Это было мудрое решение. На стыке обоих правительств должен был оставаться некрасивый шрам, и только.

Выходя из кабинета О’Доннела, президент увидел министра юстиции. — Я хотел с вами поговорить, — сказал он.

— Хорошо, — ответил Роберт Кеннеди.

Но Джонсон не хотел разговаривать в кабинете президента, и они вошли в маленькую переднюю, расположенную против умывальной комнаты президента. Джонсон сказал Роберту Кеннеди, что тот необходим ему больше, чем был необходим своему брату. К этому времени уже около полудюжины членов правительства процитировали Кеннеди эту фразу. К тому же он вообще не хотел обсуждать сейчас вопрос о своем дальнейшем пребывании в кабинете. Роберт сказал Джонсону, что сейчас перед ними стоит куда более прозаический вопрос — вопрос о мебели. Чтобы уложить в ящики вещи его брата, объяснил он, потребуется время.

— Вы можете подождать? — спросил он.

— Ну конечно, — ответил новый президент и тут же стал пояснять, что он имел в виду. В сущности, сам он не хочет сразу же занимать Белый дом, но на этом настаивают его советники.

На министра юстиции это не произвело впечатления, и, видимо, его неотзывчивость побудила Джонсона принять быстрое решение — вернуться в свой кабинет в здании канцелярии президента.

Джонсон не преувеличивал, говоря о давлении, которое оказывали на него, чтобы заставить перебраться в Белый дом. После своей встречи с Робертом Кеннеди он стал ожесточенно сопротивляться этому давлению. Он спустился в оперативный отдел, где просмотрел сообщения, поступившие от директора ЦРУ Маккоуна и своего специального помощника Банди. Затем, согнувшись под зонтом, который держал над ним агент, он быстро пересек Уэст Икзекьютив-авеню, чтобы встретиться с Раском, Макнамарой и лидерами конгресса. Сотрудникам своего секретариата он кратко бросил:

— Мари будет отвечать на телефонные звонки, а Хуанита займется людьми.

Когда кто-то поднял вопрос, что президенту следовало бы выступить вечером по телевидению с обращением к народу, Джонсон отрицательно покачал головой. Адъютант нового президента полковник Уильям Джексон настойчиво доказывал Джонсону, что ему следует вернуться в Белый дом. На Джонсона это не произвело впечатления. — Пребывание президента в Белом доме придаст людям уверенность, — объяснил полковник.
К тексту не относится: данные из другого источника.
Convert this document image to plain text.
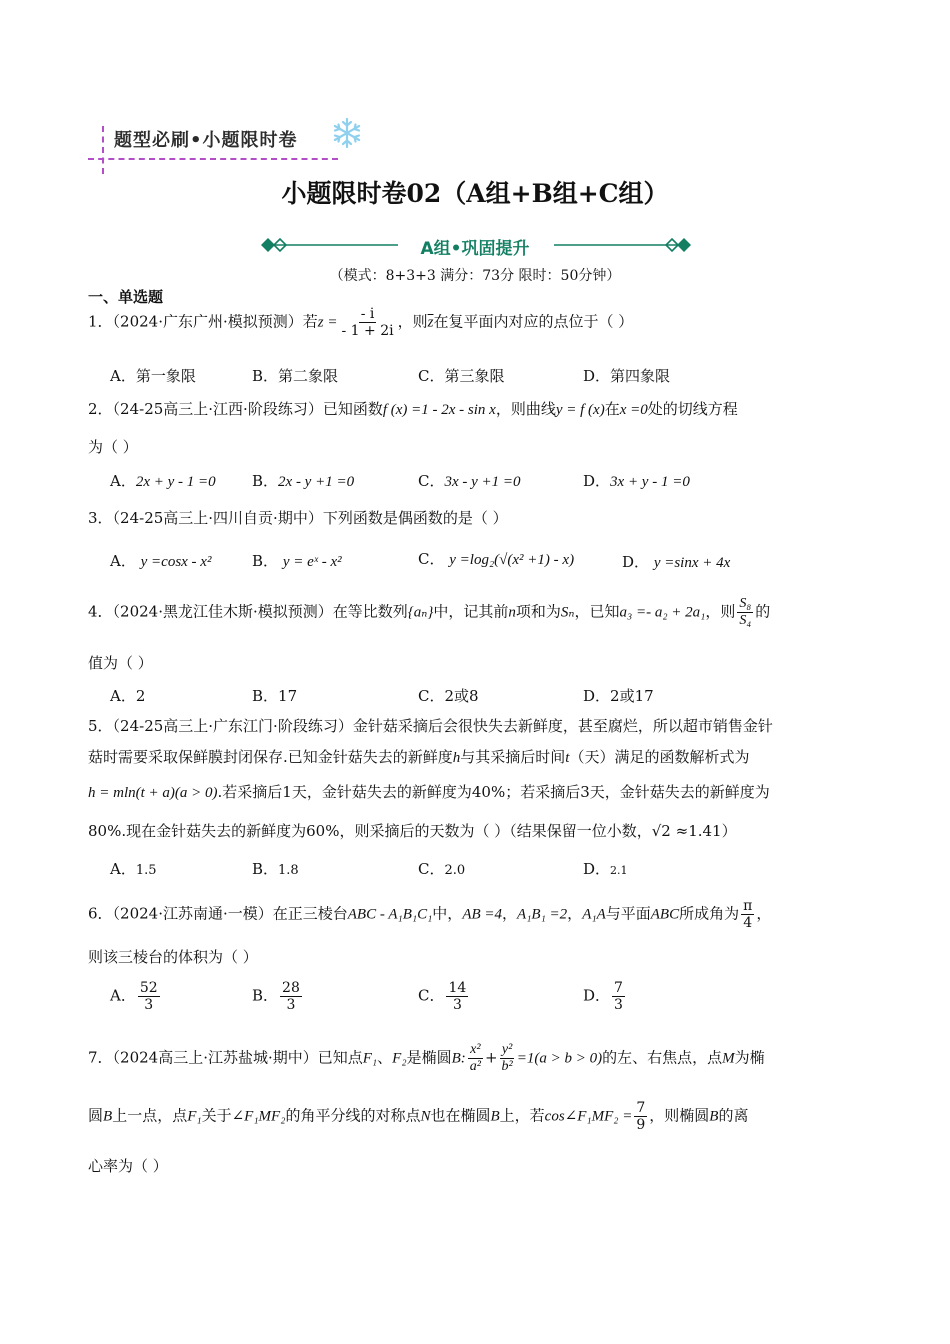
题型必刷•小题限时卷
小题限时卷02（A组+B组+C组）
A组•巩固提升
（模式：8+3+3 满分：73分 限时：50分钟）
一、单选题
1．（2024·广东广州·模拟预测）若$z = \frac{- i}{- 1 + 2i}$ ，则$\overline{z}$在复平面内对应的点位于（ ）
A．第一象限	B．第二象限	C．第三象限	D．第四象限
2．（24-25高三上·江西·阶段练习）已知函数f (x) =1 - 2x - sin x，则曲线y = f (x)在x =0处的切线方程
为（ ）
A．2x + y - 1 =0 B．2x - y +1 =0	C．3x - y +1 =0	D．3x + y - 1 =0
3．（24-25高三上·四川自贡·期中）下列函数是偶函数的是（ ）
A． y =cosx - x²	B． y = eˣ - x²	C． y =log₂(√(x² +1) - x)	D． y =sinx + 4x
4．（2024·黑龙江佳木斯·模拟预测）在等比数列{aₙ}中，记其前n项和为Sₙ，已知a₃ =- a₂ + 2a₁，则 $\frac{\text{S₈}}{\text{S₄}}$ 的
值为（ ）
A．2	B．17	C．2或8	D．2或17
5．（24-25高三上·广东江门·阶段练习）金针菇采摘后会很快失去新鲜度，甚至腐烂，所以超市销售金针
菇时需要采取保鲜膜封闭保存.已知金针菇失去的新鲜度h与其采摘后时间t（天）满足的函数解析式为
h = mln(t + a)(a > 0).若采摘后1天，金针菇失去的新鲜度为40%；若采摘后3天，金针菇失去的新鲜度为
80%.现在金针菇失去的新鲜度为60%，则采摘后的天数为（ ）（结果保留一位小数，√2 ≈1.41）
A．1.5	B．1.8	C．2.0	D．2.1
6．（2024·江苏南通·一模）在正三棱台ABC - A₁B₁C₁中，AB =4，A₁B₁ =2，A₁A与平面ABC所成角为 $\frac{\pi}{4}$ ，
则该三棱台的体积为（ ）
A． $\frac{52}{3}$	B． $\frac{28}{3}$	C． $\frac{14}{3}$	D． $\frac{7}{3}$
7．（2024高三上·江苏盐城·期中）已知点F₁、F₂是椭圆B: $\frac{\text{x²}}{\text{a²}} + \frac{\text{y²}}{\text{b²}} =1(a > b > 0)$的左、右焦点，点M为椭
圆B上一点，点F₁关于∠F₁MF₂的角平分线的对称点N也在椭圆B上，若cos∠F₁MF₂ = $\frac{7}{9}$ ，则椭圆B的离
心率为（ ）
— Людям придаст уверенность, если мы будем как следует выполнять свою работу, — отпарировал президент. — И хватит об этом! Мы должны в первую очередь подумать о госпоже Кеннеди и ее семье.

В это время на другой стороне улицы Роберт Кеннеди сказал Эвелин Линкольн, что ей не следует торопиться. Тем не менее она спешила. Два кресла-качалки Джона Кеннеди были быстро связаны и увезены через Уэст Икзекьютив-авеню на маленькой тележке. Освободить помещение к 9. 30 было невозможно, но Эвелин стремилась упаковать все в картонные ящики к одиннадцати часам. И хотя Эвелин выходила на короткое время, чтобы присутствовать при богослужении в президентской резиденции, она все-таки: успела сделать все необходимое. Для нее одной работы хватило бы на целый день, но как только она взялась за первую коробку, ее окружила целая команда помощников: ее муж, Мэри Галлахер, Джо Джордано, Бутс Мюллер и Магзи О’Лири. На минуту к ней заглянул Кен О’Доннел. Сказав, что он одобряет быстрый вывоз вещей Кеннеди, О’Доннел бросил на стол свою техасскую папку.
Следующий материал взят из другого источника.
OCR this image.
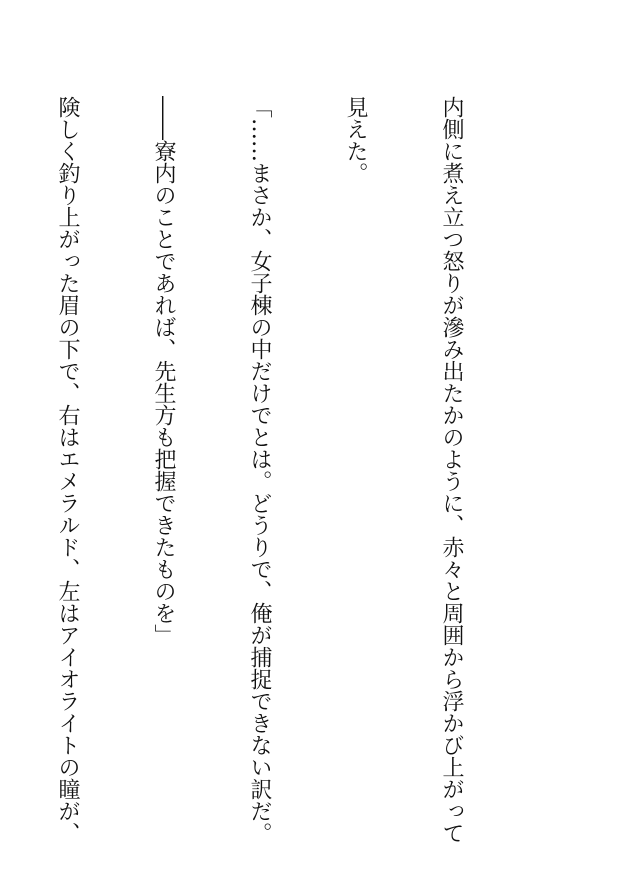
内側に煮え立つ怒りが滲み出たかのように、赤々と周囲から浮かび上がって

見えた。

「……まさか、女子棟の中だけでとは。どうりで、俺が捕捉できない訳だ。

――寮内のことであれば、先生方も把握できたものを」

険しく釣り上がった眉の下で、右はエメラルド、左はアイオライトの瞳が、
— Я пошел домой, — сказал Кен, как всегда кратко. Эвелин решила, что он подал в отставку. Папка О’Доннела была упакована вместе с принадлежавшими президенту, моделями судов, картинами, ящиком для сигар, стоявшим перед креслом президента в зале заседаний членов кабинета, резным письменным столом из его Овального кабинета и сувенирами, которые на этом столе находились. По мере того как выносились вещи бывшего главы правительства, прибывали вещи нового. На стене позади стола Эвелин Линкольн быстро появился огромный портрет Линдона Джонсона в золотой раме, перенесенный из его бывшего кабинета вице-президента. Пока Эвелин и ее команда паковали вещи в восточном крыле Белого дома, Артур Шлезингер закончил писать заявление об отставке. В западном крыле Тед Соренсен сообщал своим сотрудникам, что собирается уйти со своего поста и ожидает, что они поступят также. Большинство агентов, ездивших в Техас, трудились над своими отчетами. Шофер Билл Грир передавал для специального исследования одежду, которая была на президенте Кеннеди в Далласе. Мак Банди дежурил в приемной вице-президента, Дуайт Эйзенхауэр находился в пути, чтобы встретиться с Джонсоном, который говорил в это время по телефону с сенатором Хьюбертом Хэмфри, выражая ему благодарность за его выступление по телевидению, а затем с сенатором Ярборо, подтверждая получение его телеграммы о поддержке.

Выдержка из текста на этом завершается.